With 100 counties and 100 talented county staffs in North Carolina, there are bound to be a lot of good ideas for ways to improve and expand services to citizens. The NCACC Outstanding County Program Awards (OCPA) competition, approved by the NCACC Board of Directors in 1991, is designed to recognize that outstanding work being done by counties across the state and also to share these ideas and innovations with other counties.

Now in its 19th year, the awards program honors counties and groups of counties (not individuals) for their support of excellence.

Entries involving multi-jurisdictional collaboration are strongly encouraged to apply. Programs entered into the LGFCU Employee Productivity Awards Program also may be submitted for the OCPA program, but the focus is more directly on innovation and multi-county collaboration and, while productivity is encouraged, it is not the major factor in determining winners.

Projects/programs must have been implemented between Jan. 1, 2008, and Dec. 31, 2009. Applications must be postmarked, faxed or e-mailed to the Association by Friday, Feb. 26. Winning programs will be featured in an issue of CountyLines, and the winners will be honored during a meeting of their county's board of commissioners during National County Government Month in April.

To obtain an entry form, visit www.ncacc.org/awards/ocpa/about.html.

Judging teams made up of elected and appointed county officials review entries and select at least three winning programs in each of three categories:

  • General Government includes programs related to environmental protection, economic development, libraries, arts, parks and recreation, human/race relations, and general county administrative services.
  • Human Services includes programs related to social services, health, mental health and other programs to aid the elderly, disabled, low-income, youth, etc.
  • Public Education/Participation includes any program that educates and/or seeks to involve citizens related to county programs or services. Programs can be audience-specific (news media, civic groups, youth, etc.) or directed toward the general citizenry.
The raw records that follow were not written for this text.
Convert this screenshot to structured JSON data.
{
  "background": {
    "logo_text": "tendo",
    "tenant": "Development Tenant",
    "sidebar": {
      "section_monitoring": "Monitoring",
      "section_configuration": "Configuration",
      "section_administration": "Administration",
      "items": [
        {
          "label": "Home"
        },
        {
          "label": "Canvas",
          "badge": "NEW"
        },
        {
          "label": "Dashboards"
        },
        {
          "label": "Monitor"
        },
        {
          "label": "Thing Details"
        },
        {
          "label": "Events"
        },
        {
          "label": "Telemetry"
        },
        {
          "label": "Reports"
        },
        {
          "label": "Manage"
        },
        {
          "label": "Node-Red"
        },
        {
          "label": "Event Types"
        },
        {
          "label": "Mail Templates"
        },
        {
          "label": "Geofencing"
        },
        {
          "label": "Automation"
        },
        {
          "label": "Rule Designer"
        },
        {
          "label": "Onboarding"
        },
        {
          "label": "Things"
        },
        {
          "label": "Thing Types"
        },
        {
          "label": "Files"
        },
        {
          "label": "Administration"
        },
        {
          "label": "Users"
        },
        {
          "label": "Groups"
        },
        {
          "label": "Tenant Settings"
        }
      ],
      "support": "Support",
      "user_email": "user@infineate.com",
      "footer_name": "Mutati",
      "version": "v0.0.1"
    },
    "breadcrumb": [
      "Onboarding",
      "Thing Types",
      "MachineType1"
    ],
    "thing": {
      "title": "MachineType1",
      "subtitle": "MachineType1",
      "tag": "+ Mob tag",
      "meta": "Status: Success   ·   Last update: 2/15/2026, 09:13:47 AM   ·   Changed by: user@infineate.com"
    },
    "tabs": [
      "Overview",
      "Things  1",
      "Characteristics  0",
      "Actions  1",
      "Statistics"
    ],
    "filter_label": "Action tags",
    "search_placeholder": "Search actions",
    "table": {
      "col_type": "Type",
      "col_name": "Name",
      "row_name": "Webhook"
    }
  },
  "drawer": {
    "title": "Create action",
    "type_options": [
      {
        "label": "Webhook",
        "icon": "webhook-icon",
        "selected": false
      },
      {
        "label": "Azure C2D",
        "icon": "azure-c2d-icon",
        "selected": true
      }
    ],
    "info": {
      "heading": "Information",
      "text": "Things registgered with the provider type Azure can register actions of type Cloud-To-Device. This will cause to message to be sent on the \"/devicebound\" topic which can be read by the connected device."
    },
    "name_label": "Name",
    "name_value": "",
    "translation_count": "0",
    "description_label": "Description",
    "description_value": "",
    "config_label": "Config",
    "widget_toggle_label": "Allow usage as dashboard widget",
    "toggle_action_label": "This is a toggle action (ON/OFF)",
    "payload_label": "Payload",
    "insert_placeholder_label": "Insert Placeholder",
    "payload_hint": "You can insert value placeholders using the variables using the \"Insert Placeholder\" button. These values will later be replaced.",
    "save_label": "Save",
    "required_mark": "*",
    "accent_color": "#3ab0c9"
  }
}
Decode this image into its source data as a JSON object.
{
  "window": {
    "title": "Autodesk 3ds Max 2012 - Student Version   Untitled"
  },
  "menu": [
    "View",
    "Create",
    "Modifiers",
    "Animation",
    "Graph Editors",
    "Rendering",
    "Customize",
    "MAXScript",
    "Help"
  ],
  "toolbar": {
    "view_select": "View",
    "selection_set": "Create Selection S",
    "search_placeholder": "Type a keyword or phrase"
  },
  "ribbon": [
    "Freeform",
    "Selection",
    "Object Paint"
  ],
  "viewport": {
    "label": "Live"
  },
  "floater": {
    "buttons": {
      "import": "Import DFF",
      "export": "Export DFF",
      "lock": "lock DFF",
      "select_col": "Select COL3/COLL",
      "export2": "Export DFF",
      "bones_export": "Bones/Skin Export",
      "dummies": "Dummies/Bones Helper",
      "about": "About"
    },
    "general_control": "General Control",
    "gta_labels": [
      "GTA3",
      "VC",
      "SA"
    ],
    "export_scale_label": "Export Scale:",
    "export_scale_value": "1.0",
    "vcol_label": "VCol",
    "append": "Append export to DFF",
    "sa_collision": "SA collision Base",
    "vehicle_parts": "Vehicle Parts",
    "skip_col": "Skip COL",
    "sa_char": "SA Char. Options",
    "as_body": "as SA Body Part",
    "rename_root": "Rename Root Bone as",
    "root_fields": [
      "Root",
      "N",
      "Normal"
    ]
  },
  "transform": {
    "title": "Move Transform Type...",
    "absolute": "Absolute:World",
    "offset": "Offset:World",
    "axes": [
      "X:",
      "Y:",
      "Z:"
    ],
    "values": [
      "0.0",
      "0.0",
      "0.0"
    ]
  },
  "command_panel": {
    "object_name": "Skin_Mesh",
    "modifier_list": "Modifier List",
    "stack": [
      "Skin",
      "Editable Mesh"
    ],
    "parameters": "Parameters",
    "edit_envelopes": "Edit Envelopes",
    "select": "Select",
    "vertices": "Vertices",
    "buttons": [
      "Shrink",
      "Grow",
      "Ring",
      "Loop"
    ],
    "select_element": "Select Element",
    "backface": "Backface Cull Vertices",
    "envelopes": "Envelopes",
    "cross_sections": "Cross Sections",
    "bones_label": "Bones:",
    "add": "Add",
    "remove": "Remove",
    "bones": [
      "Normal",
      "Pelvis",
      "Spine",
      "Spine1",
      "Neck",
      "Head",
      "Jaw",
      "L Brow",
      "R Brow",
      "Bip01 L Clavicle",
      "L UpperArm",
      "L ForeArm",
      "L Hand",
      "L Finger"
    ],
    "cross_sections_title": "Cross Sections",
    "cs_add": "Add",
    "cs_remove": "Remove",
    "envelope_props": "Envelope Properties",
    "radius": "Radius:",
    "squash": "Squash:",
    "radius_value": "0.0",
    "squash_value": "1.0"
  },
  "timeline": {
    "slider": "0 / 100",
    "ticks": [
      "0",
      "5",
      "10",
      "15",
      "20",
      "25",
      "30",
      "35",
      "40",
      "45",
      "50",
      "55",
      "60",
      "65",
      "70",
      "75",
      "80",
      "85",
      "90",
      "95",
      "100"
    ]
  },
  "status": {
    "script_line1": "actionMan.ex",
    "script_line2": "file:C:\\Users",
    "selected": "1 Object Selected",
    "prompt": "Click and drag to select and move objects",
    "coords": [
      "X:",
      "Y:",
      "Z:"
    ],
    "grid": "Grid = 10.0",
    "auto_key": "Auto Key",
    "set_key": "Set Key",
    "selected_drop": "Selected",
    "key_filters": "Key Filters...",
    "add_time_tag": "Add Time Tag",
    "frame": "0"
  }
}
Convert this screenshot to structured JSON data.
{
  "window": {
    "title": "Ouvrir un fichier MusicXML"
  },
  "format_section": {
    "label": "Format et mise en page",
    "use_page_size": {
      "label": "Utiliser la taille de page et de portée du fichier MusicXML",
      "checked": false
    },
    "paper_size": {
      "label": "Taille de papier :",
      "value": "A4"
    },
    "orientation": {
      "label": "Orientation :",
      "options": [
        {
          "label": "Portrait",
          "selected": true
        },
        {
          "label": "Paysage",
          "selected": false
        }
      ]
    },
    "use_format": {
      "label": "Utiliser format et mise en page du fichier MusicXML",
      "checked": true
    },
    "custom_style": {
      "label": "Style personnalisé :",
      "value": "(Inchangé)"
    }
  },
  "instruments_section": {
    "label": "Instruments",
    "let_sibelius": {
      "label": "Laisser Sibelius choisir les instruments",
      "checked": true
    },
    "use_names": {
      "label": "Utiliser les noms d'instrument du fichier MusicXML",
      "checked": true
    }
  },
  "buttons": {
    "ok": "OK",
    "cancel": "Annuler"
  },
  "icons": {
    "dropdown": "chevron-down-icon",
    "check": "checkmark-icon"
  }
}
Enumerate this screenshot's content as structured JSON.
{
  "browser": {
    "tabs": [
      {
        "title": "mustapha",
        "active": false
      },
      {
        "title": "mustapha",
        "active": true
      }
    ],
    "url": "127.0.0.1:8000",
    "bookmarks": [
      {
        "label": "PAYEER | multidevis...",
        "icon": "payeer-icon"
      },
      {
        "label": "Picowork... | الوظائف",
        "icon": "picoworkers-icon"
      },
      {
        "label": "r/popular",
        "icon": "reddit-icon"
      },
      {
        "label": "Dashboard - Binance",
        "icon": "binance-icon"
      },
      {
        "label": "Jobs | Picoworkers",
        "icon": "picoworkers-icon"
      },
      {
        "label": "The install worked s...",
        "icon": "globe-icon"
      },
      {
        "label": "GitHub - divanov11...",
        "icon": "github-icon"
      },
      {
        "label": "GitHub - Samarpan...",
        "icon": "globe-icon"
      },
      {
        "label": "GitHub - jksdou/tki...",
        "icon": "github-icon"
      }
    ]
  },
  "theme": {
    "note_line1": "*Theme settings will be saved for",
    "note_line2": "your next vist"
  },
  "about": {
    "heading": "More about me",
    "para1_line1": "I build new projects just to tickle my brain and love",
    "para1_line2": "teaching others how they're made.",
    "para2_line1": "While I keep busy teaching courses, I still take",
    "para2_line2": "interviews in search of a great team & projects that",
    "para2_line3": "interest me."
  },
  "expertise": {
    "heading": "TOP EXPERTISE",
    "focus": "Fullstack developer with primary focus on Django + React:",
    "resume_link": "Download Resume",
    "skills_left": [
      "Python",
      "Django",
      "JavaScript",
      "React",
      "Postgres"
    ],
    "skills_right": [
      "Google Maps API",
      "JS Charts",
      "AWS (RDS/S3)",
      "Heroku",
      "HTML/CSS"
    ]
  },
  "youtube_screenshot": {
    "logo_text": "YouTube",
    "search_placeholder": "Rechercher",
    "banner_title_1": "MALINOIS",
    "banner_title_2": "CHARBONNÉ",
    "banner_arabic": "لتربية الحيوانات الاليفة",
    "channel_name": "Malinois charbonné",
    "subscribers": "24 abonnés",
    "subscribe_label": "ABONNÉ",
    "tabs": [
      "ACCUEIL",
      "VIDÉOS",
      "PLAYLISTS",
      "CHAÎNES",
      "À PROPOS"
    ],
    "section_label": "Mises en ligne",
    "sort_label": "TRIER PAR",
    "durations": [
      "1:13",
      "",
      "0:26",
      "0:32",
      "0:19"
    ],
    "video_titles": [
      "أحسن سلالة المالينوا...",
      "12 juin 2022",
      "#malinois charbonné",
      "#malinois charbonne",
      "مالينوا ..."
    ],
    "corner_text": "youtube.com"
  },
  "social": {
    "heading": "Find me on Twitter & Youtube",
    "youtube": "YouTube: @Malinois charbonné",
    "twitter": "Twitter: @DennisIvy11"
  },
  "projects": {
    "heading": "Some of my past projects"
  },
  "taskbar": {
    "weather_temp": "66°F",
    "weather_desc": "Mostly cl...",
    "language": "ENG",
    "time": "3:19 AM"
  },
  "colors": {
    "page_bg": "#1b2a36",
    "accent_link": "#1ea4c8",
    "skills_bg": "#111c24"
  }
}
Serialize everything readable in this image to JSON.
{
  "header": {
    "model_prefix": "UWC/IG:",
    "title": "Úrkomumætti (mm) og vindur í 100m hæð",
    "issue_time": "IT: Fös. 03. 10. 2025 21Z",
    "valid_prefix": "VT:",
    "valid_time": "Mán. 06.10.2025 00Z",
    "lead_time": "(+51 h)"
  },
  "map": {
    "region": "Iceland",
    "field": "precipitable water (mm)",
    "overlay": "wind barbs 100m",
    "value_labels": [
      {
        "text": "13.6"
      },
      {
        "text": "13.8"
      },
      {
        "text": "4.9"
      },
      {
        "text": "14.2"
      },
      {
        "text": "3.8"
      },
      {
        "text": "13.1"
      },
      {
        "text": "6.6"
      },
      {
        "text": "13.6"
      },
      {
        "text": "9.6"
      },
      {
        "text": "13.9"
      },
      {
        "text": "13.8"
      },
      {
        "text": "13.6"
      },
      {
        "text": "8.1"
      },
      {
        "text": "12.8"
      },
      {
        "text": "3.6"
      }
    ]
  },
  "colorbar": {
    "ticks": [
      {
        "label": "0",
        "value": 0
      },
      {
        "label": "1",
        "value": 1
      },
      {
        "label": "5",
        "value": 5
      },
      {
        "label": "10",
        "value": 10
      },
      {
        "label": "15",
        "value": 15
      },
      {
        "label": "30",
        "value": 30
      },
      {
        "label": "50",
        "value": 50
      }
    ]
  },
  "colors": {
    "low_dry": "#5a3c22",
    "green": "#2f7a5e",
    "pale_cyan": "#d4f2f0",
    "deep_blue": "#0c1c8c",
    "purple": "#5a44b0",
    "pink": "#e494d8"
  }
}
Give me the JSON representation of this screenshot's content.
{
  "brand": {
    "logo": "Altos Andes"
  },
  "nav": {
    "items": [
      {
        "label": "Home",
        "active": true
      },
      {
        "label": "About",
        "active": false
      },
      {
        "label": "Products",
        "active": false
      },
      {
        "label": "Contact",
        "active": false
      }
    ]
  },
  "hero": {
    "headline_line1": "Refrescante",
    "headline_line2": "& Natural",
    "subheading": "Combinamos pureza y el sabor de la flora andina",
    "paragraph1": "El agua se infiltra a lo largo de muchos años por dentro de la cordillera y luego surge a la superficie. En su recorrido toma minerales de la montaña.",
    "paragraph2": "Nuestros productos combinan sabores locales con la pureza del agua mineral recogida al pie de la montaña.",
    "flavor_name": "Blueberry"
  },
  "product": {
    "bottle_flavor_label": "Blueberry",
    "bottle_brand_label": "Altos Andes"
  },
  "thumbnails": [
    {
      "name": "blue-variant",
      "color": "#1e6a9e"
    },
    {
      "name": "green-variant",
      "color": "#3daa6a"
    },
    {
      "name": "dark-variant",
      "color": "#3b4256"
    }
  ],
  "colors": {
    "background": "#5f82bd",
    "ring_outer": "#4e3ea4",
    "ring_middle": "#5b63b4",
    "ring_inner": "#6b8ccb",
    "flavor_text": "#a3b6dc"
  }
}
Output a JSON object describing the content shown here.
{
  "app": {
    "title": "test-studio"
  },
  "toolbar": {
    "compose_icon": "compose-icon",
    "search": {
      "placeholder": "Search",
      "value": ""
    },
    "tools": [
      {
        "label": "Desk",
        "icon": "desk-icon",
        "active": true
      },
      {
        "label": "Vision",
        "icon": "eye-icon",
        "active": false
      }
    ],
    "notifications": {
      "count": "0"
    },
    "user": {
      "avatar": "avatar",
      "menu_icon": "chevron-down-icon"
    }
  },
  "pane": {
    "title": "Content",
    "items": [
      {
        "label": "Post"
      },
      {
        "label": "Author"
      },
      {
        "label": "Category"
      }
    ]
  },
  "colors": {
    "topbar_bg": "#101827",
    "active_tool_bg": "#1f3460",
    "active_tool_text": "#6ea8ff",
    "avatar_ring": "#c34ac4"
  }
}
Major criteria for the program are:

  • Innovation: How unique is the project or program? What makes it different from others like it?
  • Success: What were the objectives? How well were they met? How widespread is the impact of the project or program? What is the anticipated long-term impact?
  • Effort and difficulty: How well did the project or program use available resources, given the limitations on such resources? What obstacles or challenges had to be overcome and how was this done?
  • Collaboration: How did the project involve collaboration with other agencies, jurisdictions, nonprofits, businesses, etc.? How well was this collaboration achieved?